La BBC détaille ainsi l'effondrement des productions de l'EI. Le nombre de communiqués diffusés par l'agence de propagande Amaq est tombé de 421 en septembre à 193 en octobre. Le nombre de vidéos diffusées par cette même agence Amaq est passé de 52 en septembre à 11 en octobre. Entre septembre et octobre, le nombre de communiqués de l'EI est tombé de 138 à 52, les séries de photos de 175 à 81, les vidéos de 15 à 4. Le magazine mensuel de propagande Rumiyah, publié en anglais et dans 10 autres langues, n'est pas paru en octobre, une première depuis son lancement en septembre 2016. Quant aux journaux radio de al-Bayan, qui émet depuis avril 2015, ils n'avaient plus lieu que par intermittence depuis la perte de Raqqa, avant de cesser du 25 octobre au 11 novembre, reprendre brièvement sous la forme d'enregistrements avant que le silence revienne à nouveau.

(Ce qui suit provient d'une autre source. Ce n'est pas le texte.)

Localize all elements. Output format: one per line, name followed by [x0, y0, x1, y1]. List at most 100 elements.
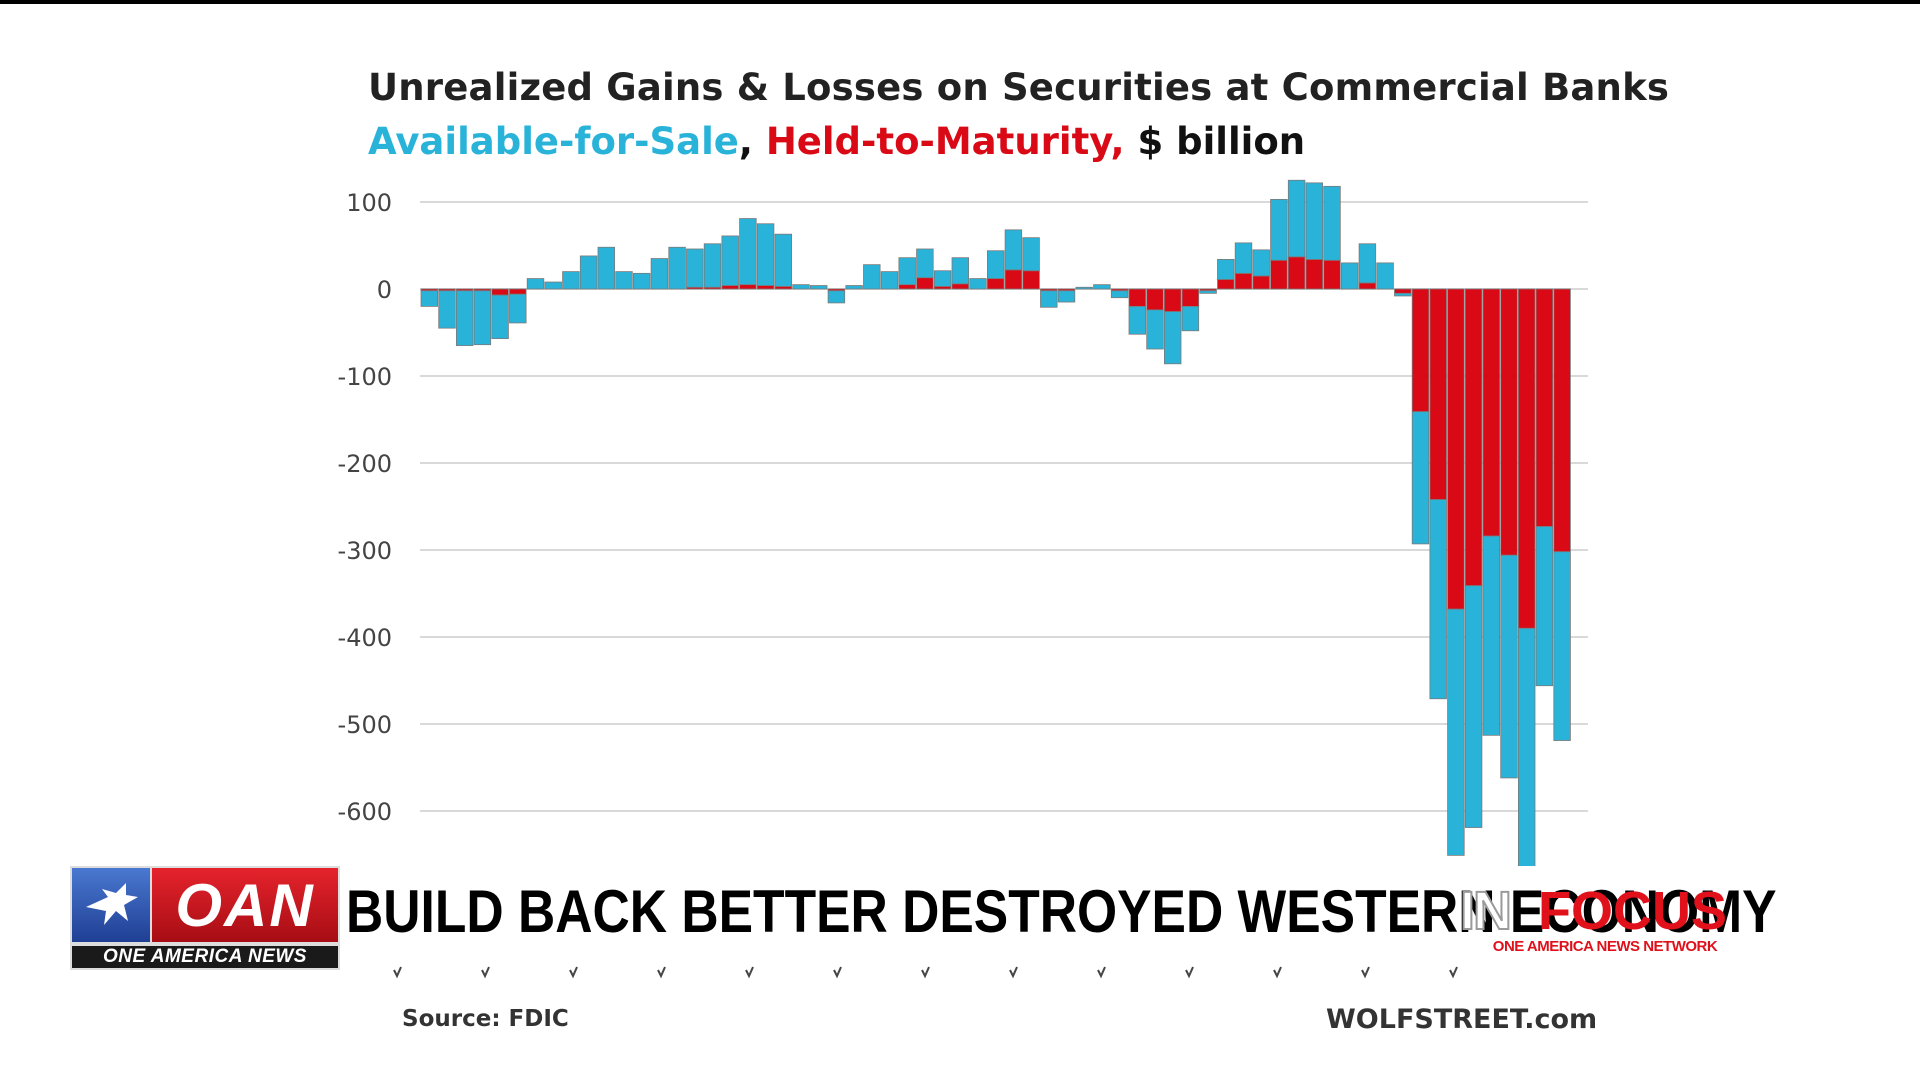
- show-network: ONE AMERICA NEWS NETWORK: [1492, 938, 1718, 955]
- bar-available-for-sale: [1146, 309, 1164, 350]
- bar-available-for-sale: [1164, 311, 1182, 365]
- bar-held-to-maturity: [721, 285, 739, 290]
- bar-available-for-sale: [1270, 198, 1288, 261]
- bar-available-for-sale: [863, 264, 881, 290]
- bar-available-for-sale: [1022, 237, 1040, 272]
- bar-available-for-sale: [1040, 290, 1058, 308]
- bar-held-to-maturity: [1394, 288, 1412, 294]
- bar-held-to-maturity: [1004, 269, 1023, 290]
- x-tick-mark: [393, 966, 402, 979]
- bar-available-for-sale: [668, 246, 686, 290]
- bar-available-for-sale: [1411, 411, 1430, 545]
- legend-unit: $ billion: [1124, 120, 1306, 163]
- bar-held-to-maturity: [1411, 288, 1430, 413]
- bar-available-for-sale: [880, 271, 899, 290]
- bar-available-for-sale: [1376, 262, 1394, 290]
- y-tick-label: -200: [338, 450, 392, 478]
- bar-held-to-maturity: [898, 284, 916, 290]
- bar-available-for-sale: [810, 285, 828, 290]
- bar-held-to-maturity: [1535, 288, 1554, 527]
- bar-available-for-sale: [951, 257, 970, 285]
- bar-available-for-sale: [633, 272, 651, 290]
- bar-held-to-maturity: [491, 288, 509, 296]
- bar-available-for-sale: [1429, 499, 1447, 700]
- bar-held-to-maturity: [1358, 282, 1377, 290]
- bar-available-for-sale: [1199, 290, 1217, 294]
- bar-held-to-maturity: [951, 283, 970, 290]
- bar-available-for-sale: [1341, 262, 1359, 290]
- bar-available-for-sale: [615, 271, 633, 290]
- x-tick-mark: [481, 966, 490, 979]
- bar-available-for-sale: [597, 246, 616, 290]
- bar-held-to-maturity: [756, 285, 775, 290]
- bar-available-for-sale: [969, 278, 987, 290]
- bar-available-for-sale: [898, 257, 916, 286]
- bar-available-for-sale: [1075, 286, 1093, 290]
- chart-subtitle: Available-for-Sale, Held-to-Maturity, $ …: [368, 120, 1305, 163]
- x-tick-mark: [1185, 966, 1194, 979]
- bar-available-for-sale: [420, 290, 439, 307]
- y-tick-label: -500: [338, 711, 392, 739]
- x-tick-mark: [921, 966, 930, 979]
- bar-available-for-sale: [1252, 249, 1270, 277]
- x-tick-mark: [657, 966, 666, 979]
- bar-available-for-sale: [1057, 290, 1076, 303]
- legend-held-to-maturity: Held-to-Maturity,: [765, 120, 1125, 163]
- bar-available-for-sale: [1535, 526, 1554, 687]
- y-tick-label: -600: [338, 798, 392, 826]
- bar-available-for-sale: [1518, 627, 1536, 866]
- bar-available-for-sale: [792, 284, 810, 290]
- bar-available-for-sale: [1287, 179, 1306, 258]
- chart-title: Unrealized Gains & Losses on Securities …: [368, 66, 1670, 109]
- bar-held-to-maturity: [1518, 288, 1536, 629]
- show-focus: FOCUS: [1538, 881, 1727, 941]
- bar-available-for-sale: [1217, 259, 1235, 280]
- bar-held-to-maturity: [1464, 288, 1483, 587]
- bar-held-to-maturity: [1128, 288, 1147, 307]
- news-lower-third: OAN ONE AMERICA NEWS BUILD BACK BETTER D…: [0, 866, 1920, 972]
- eagle-icon: [70, 866, 154, 944]
- x-tick-mark: [1097, 966, 1106, 979]
- bar-available-for-sale: [1323, 185, 1341, 261]
- bar-available-for-sale: [827, 290, 846, 304]
- bar-available-for-sale: [845, 285, 863, 290]
- bar-available-for-sale: [774, 233, 793, 287]
- bar-available-for-sale: [1394, 292, 1412, 297]
- bar-available-for-sale: [1305, 182, 1324, 260]
- bar-held-to-maturity: [1146, 288, 1164, 311]
- y-tick-label: 100: [346, 189, 392, 217]
- bar-available-for-sale: [916, 248, 934, 279]
- source-note: Source: FDIC: [402, 1006, 569, 1032]
- bar-held-to-maturity: [1234, 272, 1253, 290]
- bar-available-for-sale: [1128, 305, 1147, 335]
- oan-logo-subtitle: ONE AMERICA NEWS: [70, 944, 340, 970]
- bar-available-for-sale: [1004, 229, 1023, 271]
- headline: BUILD BACK BETTER DESTROYED WESTERN ECON…: [346, 878, 1777, 945]
- bar-held-to-maturity: [1181, 288, 1200, 307]
- bar-available-for-sale: [933, 270, 952, 287]
- bar-available-for-sale: [544, 281, 562, 290]
- bar-chart: 100 0 -100 -200 -300 -400 -500 -600: [338, 179, 1588, 979]
- bars-group: [420, 179, 1571, 866]
- bar-available-for-sale: [1447, 608, 1465, 856]
- bar-held-to-maturity: [1287, 256, 1306, 290]
- y-tick-label: -400: [338, 624, 392, 652]
- bar-held-to-maturity: [739, 284, 757, 290]
- bar-available-for-sale: [739, 218, 757, 286]
- bar-available-for-sale: [987, 250, 1005, 279]
- x-tick-mark: [1361, 966, 1370, 979]
- y-tick-label: -300: [338, 537, 392, 565]
- bar-available-for-sale: [1093, 284, 1111, 290]
- oan-logo: OAN ONE AMERICA NEWS: [70, 866, 340, 972]
- bar-available-for-sale: [1358, 243, 1377, 284]
- bar-available-for-sale: [1181, 305, 1200, 332]
- bar-held-to-maturity: [1022, 270, 1040, 290]
- x-tick-mark: [833, 966, 842, 979]
- bar-available-for-sale: [1110, 290, 1129, 299]
- bar-available-for-sale: [509, 293, 527, 324]
- bar-available-for-sale: [579, 255, 598, 290]
- bar-available-for-sale: [703, 243, 722, 288]
- bar-held-to-maturity: [1482, 288, 1501, 537]
- show-in: IN: [1459, 880, 1513, 942]
- bar-held-to-maturity: [509, 288, 527, 295]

Le lien du streaming n'est d'ailleurs plus accessible depuis le 20 novembre.

Indéniablement, les capacités médiatiques de l'EI ont pris un sérieux coup.  Notons aussi que la coalition internationale antijihadiste dirigée par les États-Unis a d'ailleurs pris spécifiquement pour cible les cellules de propagande de l'EI, décimées au fil des mois. "Ils ont moins de moyens qu'avant et les équipes sont complètement itinérantes, elles ont moins la capacité de se fixer", explique Wassim Nasr, journaliste à France 24 et spécialiste des mouvement jihadistes. "Ils s'arrêtent, cherchent une connexion, puis se déplacent à nouveau. La communication entre les différentes zones d'action est aussi maintenant moins fréquente. Tout cela explique une baisse qualitative et quantitative des productions de l'EI : ils font moins et moins long", ajoute-t-il.

Une réputation à tenir

Or, "le jihad médiatique, c'est la moitié du jihad", rappelle Wassim Nasr – cette citation est attribuée au chef d'Al-Qaïda Ayman al-Zawahiri et a été reprise par l'EI. Ce n'est donc pas demain que l'EI va cesser ses activités en ligne, à n'en pas douter. Et si les images se tarissent ponctuellement en provenance de sa branche centrale (zone syro-irakienne), ses autres branches peuvent prendre le relais. Ainsi, la wilayat Khorasan, en Afghanistan/Pakistan, diffusait des images le 23 novembre pour rompre les 24 heures de silence planétaire de l'organisation.

"Pour un groupe dont l'efficacité a souvent été mesurée par ses opérations médiatiques, maintenir cette réputation est crucial pour son image et sa survie", résume BBC Monitoring. Et de rappeler que l'État islamique en Irak, ancêtre de l'EI, avait été battu militairement en 2007 par une contre-insurrection de tribus sunnites soutenues par les États-Unis. Boutés hors des villes, les jihadistes avaient continué à maintenir une présence forte en ligne pour s'assurer de ne pas tomber dans l'oubli. On connaît la suite de l'histoire, de leur regroupement en 2013 à la proclamation du califat en 2014.